Switch domains with dbx checkout

dbx checkout activates a domain (and can create or delete it) without touching other domains:
  • dbx checkout <name> --create to spin up a new domain for experiments, CQRS bounded contexts, or per-environment isolation.
  • --delete [--force] to remove a domain deliberately; use when retiring experiments.
  • --remote <host[:port]> --token <token> [--remote-tenant <tenant>] to bind a domain to a remote control socket, useful when your write node lives elsewhere.
This keeps iteration friction low—you can hop between domains or point a domain at a remote daemon without rebuilding schemas or replaying history.

Evolve schemas gradually

Start in a permissive validation mode while schemas evolve, then restart the daemon with a stricter mode once shapes settle (e.g., dbx start --restrict=strict).
EventDBX never mutates historical payloads. Instead, new columns surface through snapshots and plugins once they appear often enough. Re-snapshotting an aggregate with dbx aggregate snapshot <aggregate> <id> lets you adopt the updated shape without replaying the full stream.

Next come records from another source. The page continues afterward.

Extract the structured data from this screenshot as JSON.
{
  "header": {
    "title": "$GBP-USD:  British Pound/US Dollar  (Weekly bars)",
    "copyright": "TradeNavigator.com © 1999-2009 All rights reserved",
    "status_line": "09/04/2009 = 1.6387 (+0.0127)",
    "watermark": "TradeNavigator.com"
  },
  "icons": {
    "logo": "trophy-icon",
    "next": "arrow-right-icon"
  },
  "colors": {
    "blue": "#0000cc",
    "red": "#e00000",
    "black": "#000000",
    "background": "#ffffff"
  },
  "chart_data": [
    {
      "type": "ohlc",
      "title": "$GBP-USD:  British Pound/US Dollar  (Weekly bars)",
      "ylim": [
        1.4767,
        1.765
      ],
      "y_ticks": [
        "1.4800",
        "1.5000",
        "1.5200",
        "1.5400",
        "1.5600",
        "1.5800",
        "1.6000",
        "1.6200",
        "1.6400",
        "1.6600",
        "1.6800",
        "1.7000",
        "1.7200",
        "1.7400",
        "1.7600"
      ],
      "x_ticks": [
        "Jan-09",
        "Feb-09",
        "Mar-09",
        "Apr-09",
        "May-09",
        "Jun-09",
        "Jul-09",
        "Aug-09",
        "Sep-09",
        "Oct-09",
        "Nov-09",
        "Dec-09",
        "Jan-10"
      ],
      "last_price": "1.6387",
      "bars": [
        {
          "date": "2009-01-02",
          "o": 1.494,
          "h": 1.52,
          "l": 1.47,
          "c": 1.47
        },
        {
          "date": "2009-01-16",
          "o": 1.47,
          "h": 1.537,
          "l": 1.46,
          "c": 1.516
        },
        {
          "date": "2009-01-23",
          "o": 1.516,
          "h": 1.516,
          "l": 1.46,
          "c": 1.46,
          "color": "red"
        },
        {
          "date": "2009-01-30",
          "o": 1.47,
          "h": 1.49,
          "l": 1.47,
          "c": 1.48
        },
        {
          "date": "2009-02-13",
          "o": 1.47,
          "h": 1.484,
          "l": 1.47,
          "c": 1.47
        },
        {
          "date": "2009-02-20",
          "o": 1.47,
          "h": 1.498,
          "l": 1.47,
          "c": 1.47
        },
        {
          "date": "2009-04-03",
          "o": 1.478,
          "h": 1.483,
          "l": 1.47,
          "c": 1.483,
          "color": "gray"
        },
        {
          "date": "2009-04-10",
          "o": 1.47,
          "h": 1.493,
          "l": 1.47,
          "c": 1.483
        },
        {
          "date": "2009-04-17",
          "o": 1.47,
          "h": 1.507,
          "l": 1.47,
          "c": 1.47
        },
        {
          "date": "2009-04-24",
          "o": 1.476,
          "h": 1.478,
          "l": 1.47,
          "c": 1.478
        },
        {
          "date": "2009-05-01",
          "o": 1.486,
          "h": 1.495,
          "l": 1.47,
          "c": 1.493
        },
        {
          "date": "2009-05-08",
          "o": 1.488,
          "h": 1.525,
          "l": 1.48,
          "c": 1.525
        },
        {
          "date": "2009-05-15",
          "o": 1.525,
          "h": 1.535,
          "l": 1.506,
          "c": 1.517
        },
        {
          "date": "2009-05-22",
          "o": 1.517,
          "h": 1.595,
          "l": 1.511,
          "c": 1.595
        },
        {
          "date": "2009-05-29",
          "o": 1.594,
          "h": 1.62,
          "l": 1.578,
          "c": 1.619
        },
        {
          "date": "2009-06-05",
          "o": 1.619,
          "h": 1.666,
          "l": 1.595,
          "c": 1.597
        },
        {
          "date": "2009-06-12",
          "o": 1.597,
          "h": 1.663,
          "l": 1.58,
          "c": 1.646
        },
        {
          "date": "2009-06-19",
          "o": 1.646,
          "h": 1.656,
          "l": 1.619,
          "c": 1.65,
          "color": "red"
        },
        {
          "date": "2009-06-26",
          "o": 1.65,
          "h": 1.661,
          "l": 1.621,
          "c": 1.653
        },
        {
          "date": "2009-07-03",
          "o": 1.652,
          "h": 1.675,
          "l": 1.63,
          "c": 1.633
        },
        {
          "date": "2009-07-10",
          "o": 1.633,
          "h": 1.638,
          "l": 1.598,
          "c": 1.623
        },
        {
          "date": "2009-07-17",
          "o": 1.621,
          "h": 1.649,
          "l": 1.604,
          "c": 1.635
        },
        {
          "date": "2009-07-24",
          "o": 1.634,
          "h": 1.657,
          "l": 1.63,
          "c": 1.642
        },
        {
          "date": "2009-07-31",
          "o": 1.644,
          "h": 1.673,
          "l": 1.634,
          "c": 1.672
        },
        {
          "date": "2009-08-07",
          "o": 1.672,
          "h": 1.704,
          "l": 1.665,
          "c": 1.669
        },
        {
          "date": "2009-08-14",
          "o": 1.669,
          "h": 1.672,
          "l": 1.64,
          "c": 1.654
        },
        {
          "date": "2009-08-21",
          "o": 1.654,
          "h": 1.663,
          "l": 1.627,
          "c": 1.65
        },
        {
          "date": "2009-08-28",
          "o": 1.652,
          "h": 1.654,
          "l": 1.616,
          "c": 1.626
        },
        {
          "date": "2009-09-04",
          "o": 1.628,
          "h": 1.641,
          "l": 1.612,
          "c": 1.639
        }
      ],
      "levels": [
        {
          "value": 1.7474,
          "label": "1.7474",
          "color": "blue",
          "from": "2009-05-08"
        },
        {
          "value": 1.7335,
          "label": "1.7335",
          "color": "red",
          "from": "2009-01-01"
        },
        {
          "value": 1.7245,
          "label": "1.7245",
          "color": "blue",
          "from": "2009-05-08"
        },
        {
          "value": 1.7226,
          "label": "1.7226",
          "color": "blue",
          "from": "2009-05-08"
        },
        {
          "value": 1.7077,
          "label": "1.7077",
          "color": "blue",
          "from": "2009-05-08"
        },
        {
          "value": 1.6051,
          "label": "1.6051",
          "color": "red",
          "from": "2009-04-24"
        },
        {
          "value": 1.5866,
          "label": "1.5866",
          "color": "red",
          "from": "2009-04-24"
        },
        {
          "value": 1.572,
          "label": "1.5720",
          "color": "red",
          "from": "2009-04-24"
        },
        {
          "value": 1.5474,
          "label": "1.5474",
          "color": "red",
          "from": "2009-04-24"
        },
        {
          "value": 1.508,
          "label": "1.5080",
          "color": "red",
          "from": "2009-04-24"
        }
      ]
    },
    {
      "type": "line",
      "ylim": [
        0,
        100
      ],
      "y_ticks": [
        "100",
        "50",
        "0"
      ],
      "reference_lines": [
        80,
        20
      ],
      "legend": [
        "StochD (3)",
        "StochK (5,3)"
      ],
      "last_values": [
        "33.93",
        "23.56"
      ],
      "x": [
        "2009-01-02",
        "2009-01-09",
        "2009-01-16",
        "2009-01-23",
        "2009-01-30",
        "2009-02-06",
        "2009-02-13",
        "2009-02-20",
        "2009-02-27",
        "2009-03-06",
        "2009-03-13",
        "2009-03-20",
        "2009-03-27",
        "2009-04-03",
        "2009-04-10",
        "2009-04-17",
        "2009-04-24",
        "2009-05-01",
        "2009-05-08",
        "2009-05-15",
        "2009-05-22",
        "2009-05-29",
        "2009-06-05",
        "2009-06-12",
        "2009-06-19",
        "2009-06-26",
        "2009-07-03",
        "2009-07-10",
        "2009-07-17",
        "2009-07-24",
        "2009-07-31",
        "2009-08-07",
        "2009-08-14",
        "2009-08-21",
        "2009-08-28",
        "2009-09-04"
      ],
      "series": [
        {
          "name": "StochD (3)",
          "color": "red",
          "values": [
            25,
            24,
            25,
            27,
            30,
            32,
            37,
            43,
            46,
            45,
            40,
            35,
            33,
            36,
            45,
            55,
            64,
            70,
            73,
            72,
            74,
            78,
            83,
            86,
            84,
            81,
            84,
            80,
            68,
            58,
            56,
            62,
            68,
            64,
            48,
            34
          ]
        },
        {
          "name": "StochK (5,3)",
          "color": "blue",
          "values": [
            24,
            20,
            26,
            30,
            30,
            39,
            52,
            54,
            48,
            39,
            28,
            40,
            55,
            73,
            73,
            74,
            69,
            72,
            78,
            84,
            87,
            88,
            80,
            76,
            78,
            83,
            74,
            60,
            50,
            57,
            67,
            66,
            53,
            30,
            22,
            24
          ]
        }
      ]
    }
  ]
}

Route only the slices you need

Plugins choose the minimal payload per domain when you run dbx plugin config <type> … --payload <mode>. Modes include all (default), event-only, state-only, schema-only, event-and-schema, and extensions-only (clears payload but keeps metadata/extensions). For process plugins, add --emit-events=false if you want the worker supervised without enqueuing jobs.
Because payloads are set per plugin, you can bolt on new read models without modifying the write path or exposing data they do not need.

Sample workflow

  1. Create an experiment domain (payments-fx-dev) for foreign-exchange work.
  2. Copy the core schema and relax validation on new FX fields.
  3. Attach a log plugin that mirrors only FX aggregates for analysts.
  4. Once the feature stabilizes, promote the schema to payments-prod and rehydrate downstream stores by replaying the FX events.
This pattern lets you iterate quickly while preserving EventDBX’s guarantees around durability and integrity.